Abstract

The pattern of granulocyte infiltration can be used to identify different inflammatory phenotypes in asthma. Recognized granulocyte phenotypes using induced sputum are eosinophilic (EA), neutrophilic, mixed granulocytic and paucigranulocytic asthma. The recognition and importance of inflammatory phenotype analysis using induced sputum in adult asthma are reviewed using published literature.

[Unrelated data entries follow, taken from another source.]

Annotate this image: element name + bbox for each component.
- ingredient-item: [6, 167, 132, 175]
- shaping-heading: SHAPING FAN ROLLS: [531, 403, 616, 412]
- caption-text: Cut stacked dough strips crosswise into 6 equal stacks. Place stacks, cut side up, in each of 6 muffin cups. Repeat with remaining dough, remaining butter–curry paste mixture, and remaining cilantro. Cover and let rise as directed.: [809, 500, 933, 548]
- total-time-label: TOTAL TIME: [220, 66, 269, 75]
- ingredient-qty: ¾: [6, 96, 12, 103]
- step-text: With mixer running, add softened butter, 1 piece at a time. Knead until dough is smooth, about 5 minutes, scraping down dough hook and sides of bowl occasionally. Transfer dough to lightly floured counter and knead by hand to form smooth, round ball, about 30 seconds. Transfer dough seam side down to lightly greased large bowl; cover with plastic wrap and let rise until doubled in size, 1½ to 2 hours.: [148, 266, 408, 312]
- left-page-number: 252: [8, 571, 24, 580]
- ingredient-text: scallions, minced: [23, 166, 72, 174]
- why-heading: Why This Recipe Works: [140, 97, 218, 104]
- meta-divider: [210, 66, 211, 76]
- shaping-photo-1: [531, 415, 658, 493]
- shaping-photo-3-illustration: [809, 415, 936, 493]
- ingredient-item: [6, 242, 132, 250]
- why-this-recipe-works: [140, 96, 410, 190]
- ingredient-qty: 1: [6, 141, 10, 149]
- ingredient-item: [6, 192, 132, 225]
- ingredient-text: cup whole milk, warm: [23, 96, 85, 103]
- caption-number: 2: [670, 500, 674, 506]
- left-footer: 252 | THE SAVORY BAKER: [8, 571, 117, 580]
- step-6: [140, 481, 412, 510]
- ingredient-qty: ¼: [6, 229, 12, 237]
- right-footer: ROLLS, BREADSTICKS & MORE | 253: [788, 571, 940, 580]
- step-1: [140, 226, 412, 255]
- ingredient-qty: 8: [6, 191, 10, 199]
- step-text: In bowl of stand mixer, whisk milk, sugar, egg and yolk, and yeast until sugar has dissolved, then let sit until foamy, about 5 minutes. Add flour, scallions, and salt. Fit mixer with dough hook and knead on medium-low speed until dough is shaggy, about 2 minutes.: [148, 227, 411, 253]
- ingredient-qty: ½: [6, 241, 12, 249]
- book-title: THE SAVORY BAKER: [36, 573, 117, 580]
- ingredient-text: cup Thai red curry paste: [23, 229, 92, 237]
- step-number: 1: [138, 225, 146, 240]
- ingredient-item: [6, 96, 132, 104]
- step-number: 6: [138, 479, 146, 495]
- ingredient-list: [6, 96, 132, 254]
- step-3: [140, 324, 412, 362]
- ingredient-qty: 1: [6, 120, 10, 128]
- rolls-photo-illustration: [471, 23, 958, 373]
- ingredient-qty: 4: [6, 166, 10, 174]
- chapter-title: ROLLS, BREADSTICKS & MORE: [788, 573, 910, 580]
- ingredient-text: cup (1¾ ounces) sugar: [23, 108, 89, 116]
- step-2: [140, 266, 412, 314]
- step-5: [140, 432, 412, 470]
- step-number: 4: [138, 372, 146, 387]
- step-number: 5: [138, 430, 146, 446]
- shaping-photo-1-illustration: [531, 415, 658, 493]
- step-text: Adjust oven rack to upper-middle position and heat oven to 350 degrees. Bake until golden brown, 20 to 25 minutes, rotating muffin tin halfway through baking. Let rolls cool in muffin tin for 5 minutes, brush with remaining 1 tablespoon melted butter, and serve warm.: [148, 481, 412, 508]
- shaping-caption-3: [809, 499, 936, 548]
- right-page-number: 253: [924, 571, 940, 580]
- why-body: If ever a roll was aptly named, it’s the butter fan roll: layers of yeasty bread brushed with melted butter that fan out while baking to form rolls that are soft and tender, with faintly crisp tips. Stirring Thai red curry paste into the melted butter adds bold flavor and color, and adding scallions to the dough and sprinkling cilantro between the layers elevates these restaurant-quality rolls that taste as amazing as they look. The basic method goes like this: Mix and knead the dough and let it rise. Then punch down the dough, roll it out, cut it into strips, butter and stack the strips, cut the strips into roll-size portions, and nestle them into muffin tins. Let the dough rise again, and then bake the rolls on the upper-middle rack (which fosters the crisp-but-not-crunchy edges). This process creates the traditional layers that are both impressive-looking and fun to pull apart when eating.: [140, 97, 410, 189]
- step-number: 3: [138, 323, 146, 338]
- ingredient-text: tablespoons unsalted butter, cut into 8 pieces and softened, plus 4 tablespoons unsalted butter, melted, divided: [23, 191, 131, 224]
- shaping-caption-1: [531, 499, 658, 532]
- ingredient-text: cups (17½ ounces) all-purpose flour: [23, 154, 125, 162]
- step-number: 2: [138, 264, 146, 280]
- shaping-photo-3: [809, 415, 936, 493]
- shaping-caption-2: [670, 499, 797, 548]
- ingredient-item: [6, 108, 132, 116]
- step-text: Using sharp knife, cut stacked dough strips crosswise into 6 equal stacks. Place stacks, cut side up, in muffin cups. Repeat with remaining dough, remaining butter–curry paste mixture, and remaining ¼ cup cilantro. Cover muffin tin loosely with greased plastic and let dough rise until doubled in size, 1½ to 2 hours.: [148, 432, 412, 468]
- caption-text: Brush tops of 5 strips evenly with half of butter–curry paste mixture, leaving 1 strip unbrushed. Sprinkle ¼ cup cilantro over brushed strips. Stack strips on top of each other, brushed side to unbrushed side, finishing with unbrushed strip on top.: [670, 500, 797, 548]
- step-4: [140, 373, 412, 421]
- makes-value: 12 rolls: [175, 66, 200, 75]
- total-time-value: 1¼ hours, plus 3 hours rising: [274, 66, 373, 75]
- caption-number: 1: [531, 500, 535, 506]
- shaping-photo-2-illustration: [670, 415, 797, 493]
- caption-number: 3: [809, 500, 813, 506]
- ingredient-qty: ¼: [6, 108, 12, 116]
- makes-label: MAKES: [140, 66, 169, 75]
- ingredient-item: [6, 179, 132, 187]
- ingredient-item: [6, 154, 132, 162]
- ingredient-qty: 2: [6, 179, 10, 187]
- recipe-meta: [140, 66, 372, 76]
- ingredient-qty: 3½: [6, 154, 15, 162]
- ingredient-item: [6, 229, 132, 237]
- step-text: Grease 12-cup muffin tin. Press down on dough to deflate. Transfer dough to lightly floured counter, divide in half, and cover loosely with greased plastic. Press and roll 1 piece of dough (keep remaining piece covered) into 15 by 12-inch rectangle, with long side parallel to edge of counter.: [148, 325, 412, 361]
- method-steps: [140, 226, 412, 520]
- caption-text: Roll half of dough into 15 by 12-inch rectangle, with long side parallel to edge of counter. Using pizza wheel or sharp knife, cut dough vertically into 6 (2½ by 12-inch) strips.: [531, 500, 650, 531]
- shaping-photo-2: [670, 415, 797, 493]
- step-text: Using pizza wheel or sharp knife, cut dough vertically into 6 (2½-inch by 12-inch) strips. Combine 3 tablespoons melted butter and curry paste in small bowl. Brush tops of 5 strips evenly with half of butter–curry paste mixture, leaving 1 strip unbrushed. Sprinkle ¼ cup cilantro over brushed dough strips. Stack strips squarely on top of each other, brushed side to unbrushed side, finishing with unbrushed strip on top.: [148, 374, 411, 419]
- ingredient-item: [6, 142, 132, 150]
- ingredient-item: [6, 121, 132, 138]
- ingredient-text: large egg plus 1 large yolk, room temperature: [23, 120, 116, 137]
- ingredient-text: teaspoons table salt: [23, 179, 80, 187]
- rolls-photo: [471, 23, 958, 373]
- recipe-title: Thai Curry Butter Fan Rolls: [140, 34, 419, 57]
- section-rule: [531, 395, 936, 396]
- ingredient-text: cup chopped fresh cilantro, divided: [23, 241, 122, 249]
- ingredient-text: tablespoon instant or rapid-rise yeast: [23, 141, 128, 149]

Knowledge of inflammatory phenotype is useful because it relates to treatment response, mechanistic pathways involved in disease pathogenesis and future disease risk. The population attributable risk of asthma because of eosinophilic inflammation is about 50%, and conversely, this means that up to 50% of asthma cannot be attributed to eosinophilic inflammation, and represents asthma associated with non-eosinophilic processes. In these patients, bronchial biopsy shows significantly fewer eosinophils in the bronchial mucosa than subjects with EA. This confirms that non-eosinophilic asthma is a consistent pattern/phenotype in the airway lumen and the airway mucosa. A key aspect of asthma inflammatory phenotype analysis is that it can be applied to individual patients. The underlying principle relates to the association between a clinical response to corticosteroids and the presence of a selective sputum eosinophilia. Clinically useful applications of induced sputum analysis are the detection of non-adherence to corticosteroid therapy, assessment of adequacy of inhaled corticosteroid therapy, long-term therapy management in asthma, oral corticosteroid dose adjustment in refractory asthma and assessment of occupational asthma.